Я настолько глубоко погрузился в сновидение, что забыл о том, что я сновидящий. Внезапное давление на руку напомнило мне, что я в сновидении. Я почувствовал присутствие Ла Горды рядом со мной, но не видел ее. Она существовала только как прикосновение, тактильное ощущение на моем предплечье. Я перевел на него свое внимание, и это ощущение стало чувствоваться как цепкая хватка, а затем и вся Ла Горда материализовалась целиком, как если бы она была сделана из наложенных друг на друга кадров фотопленки. Это было что-то, похожее на комбинированную съемку в кино. Сцена сновидения рассеялась. Вместо этого мы с Ла Гордой смотрели друг на друга, взявшись за руки.

Одновременно мы опять сфокусировали свое внимание на сцене сновидения, свидетелями которой были. В этот момент я знал без тени сомнения, что мы оба видим одно и то же. Теперь дон Хуан говорил что-то Ла Горде, но я не мог слышать. Мое внимание скакало туда-сюда между третьим состоянием сновидения, пассивным наблюдением, и вторым, динамическим бодрствованием. В какой-то момент я оказывался с доном Хуаном, Ла Гордой и остальными шестнадцатью людьми, а уже в следующую секунду – с современной Ла Гордой, наблюдая застывшую сцену. Затем резкий рывок моего тела перевел меня на другой уровень внимания: я ощутил что-то, похожее на хруст сухого кусочка дерева. Это был маленький взрыв, он походил на очень громкое щелканье сустава пальца. Я оказался в первом состоянии сновидения – в спокойном бодрствовании. Я спал, но в то же время полностью все осознавал. Я хотел подольше остаться на этой мирной стадии, но еще один рывок заставил меня моментально проснуться. Я внезапно осознал, что мы с Ла Гордой сновидели вместе.

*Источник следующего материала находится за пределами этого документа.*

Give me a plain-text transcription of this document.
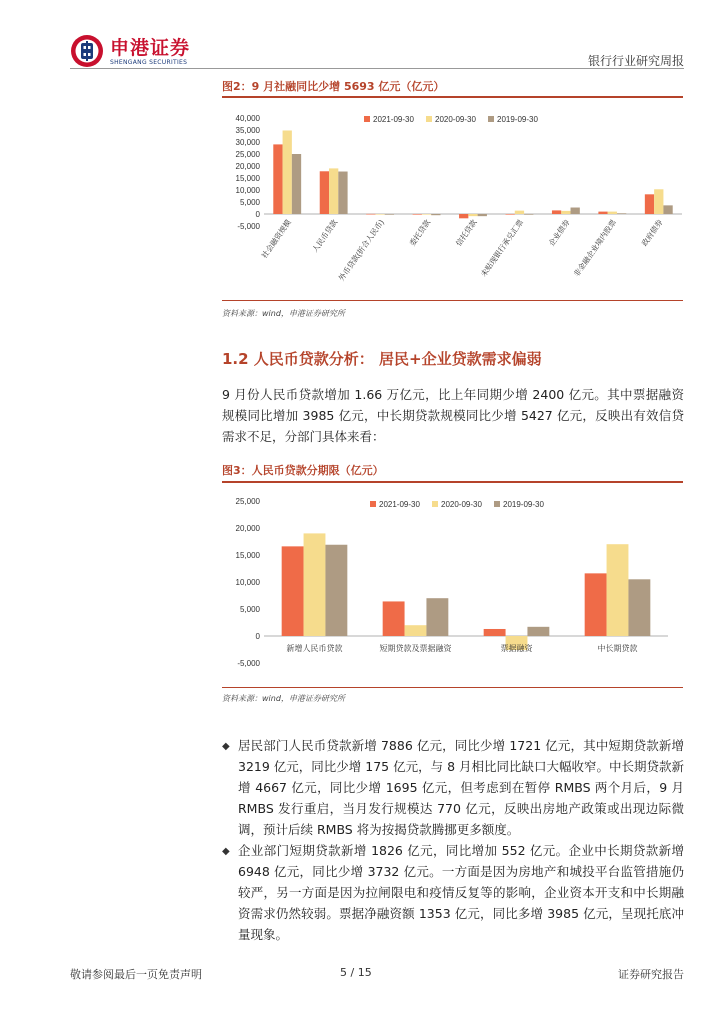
申港证券
SHENGANG SECURITIES	银行行业研究周报
图2：9 月社融同比少增 5693 亿元（亿元）
40,000
35,000
30,000
25,000
20,000
15,000
10,000
5,000
0
-5,000
2021-09-30	2020-09-30	2019-09-30
社会融资规模 人民币贷款
外币贷款(折合人民币)	委托贷款	信托贷款 未贴现银行承兑汇票	企业债券 非金融企业境内股票	政府债券
资料来源：wind，申港证券研究所
1.2 人民币贷款分析： 居民+企业贷款需求偏弱
9 月份人民币贷款增加 1.66 万亿元，比上年同期少增 2400 亿元。其中票据融资规模同比增加 3985 亿元，中长期贷款规模同比少增 5427 亿元，反映出有效信贷需求不足，分部门具体来看：
图3：人民币贷款分期限（亿元）
25,000
20,000
15,000
10,000
5,000
0
-5,000
2021-09-30	2020-09-30	2019-09-30
新增人民币贷款	短期贷款及票据融资	票据融资	中长期贷款
资料来源：wind，申港证券研究所
◆ 居民部门人民币贷款新增 7886 亿元，同比少增 1721 亿元，其中短期贷款新增 3219 亿元，同比少增 175 亿元，与 8 月相比同比缺口大幅收窄。中长期贷款新增 4667 亿元，同比少增 1695 亿元，但考虑到在暂停 RMBS 两个月后，9 月 RMBS 发行重启，当月发行规模达 770 亿元，反映出房地产政策或出现边际微调，预计后续 RMBS 将为按揭贷款腾挪更多额度。
◆ 企业部门短期贷款新增 1826 亿元，同比增加 552 亿元。企业中长期贷款新增 6948 亿元，同比少增 3732 亿元。一方面是因为房地产和城投平台监管措施仍较严，另一方面是因为拉闸限电和疫情反复等的影响，企业资本开支和中长期融资需求仍然较弱。票据净融资额 1353 亿元，同比多增 3985 亿元，呈现托底冲量现象。
敬请参阅最后一页免责声明	5 / 15	证券研究报告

Мне более чем не терпелось поговорить с ней. Она чувствовала то же самое. Мы начали оживленно разговаривать друг с другом. Когда мы успокоились, я попросил ее описать мне все, что произошло с ней в нашем совместном сновидении.

– Я тебя долго ждала, – сказала она. – Какая-то часть во мне думала, что я тебя прозевала, но другая знала, что ты нервничаешь и у тебя затруднения, поэтому я ждала.

– Где ты ждала, Ла Горда?

– Я не знаю. Я знаю, что уже вышла из красноватого света, но еще ничего не могла видеть и как бы нащупывала дорогу. А может, я все еще была в красноватом свете. Хотя нет, он не был красноватым. Место, где я находилась, было окрашено в светло-персиковый цвет. Затем я открыла глаза, и там был ты. Ты, казалось, готов был уйти, и поэтому я схватила тебя за руку. Затем я увидела Нагуаля, тебя, себя, других людей в доме Висенте. Ты был моложе, а я была полная.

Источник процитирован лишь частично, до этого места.